Operation

After describing the individual components and layout of Maestro's user interface, this chapter focuses on how to use the application to design experiments, then run those experiments and monitor the data collected. New users are encourage to read through the following sections carefully before trying to use the program, while veteran users can return to them as needed for a refresher on a particular functional feature or instructions on how to use specific elements of the user interface.

    • The User Interface. A brief description of the user interface's layout, individual components and their functions. Menu/toolbar commands. Customizing the layout of the UI.

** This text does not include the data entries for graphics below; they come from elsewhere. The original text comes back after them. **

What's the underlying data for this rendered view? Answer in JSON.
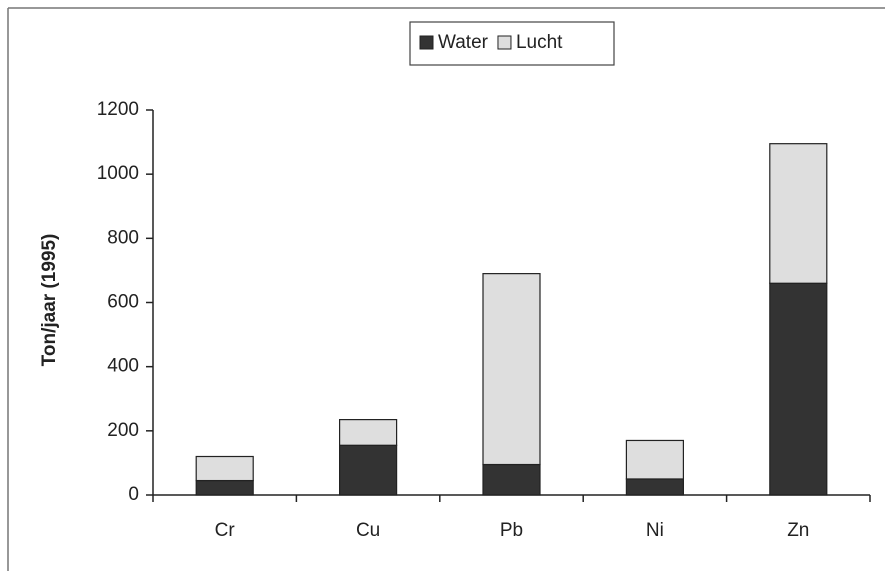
{
  "chart_data": {
    "type": "stacked_bar",
    "y_label": "Ton/jaar (1995)",
    "categories": [
      "Cr",
      "Cu",
      "Pb",
      "Ni",
      "Zn"
    ],
    "series": [
      {
        "name": "Water",
        "color": "#333333",
        "values": [
          45,
          155,
          95,
          50,
          660
        ]
      },
      {
        "name": "Lucht",
        "color": "#dedede",
        "values": [
          75,
          80,
          595,
          120,
          435
        ]
      }
    ],
    "ylim": [
      0,
      1200
    ],
    "yticks": [
      0,
      200,
      400,
      600,
      800,
      1000,
      1200
    ],
    "legend": "top"
  }
}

    • Designing Experiments. How experiments are defined in Maestro's "experiment document". The document object tree. The various building blocks of an experiment: targets, channel configurations, perturbations, trials, and stimulus runs. Detailed descriptions of the defining parameters for each object class. How to add/delete/rename/modify objects using the document tree and the various editor panels in the UI's main client area.

    • Scripting Experiments in Matlab. In some experimental scenarios, it is important to be able to quickly generate a set of trials tailored to the measured response characteristics of a currently acquired neural unit. In this case, manually defining the trials in the UI may take too long. This page describes a function which can be called from within a user-developed Matlab script to generate a plain-text experiment document that can then be imported by Maestro.

    • Running Experiments. The docking "mode control panel" and its contents in the four distinct operational modes: Idle, Trial, Continuous, and Test. Details on how the various widgets in the mode control panel tabs are used to configure various application settings and control experimental protocols.

    • Monitoring Experiments. Describes additional docking panels that display data collected or summarize progress while the experiment is running.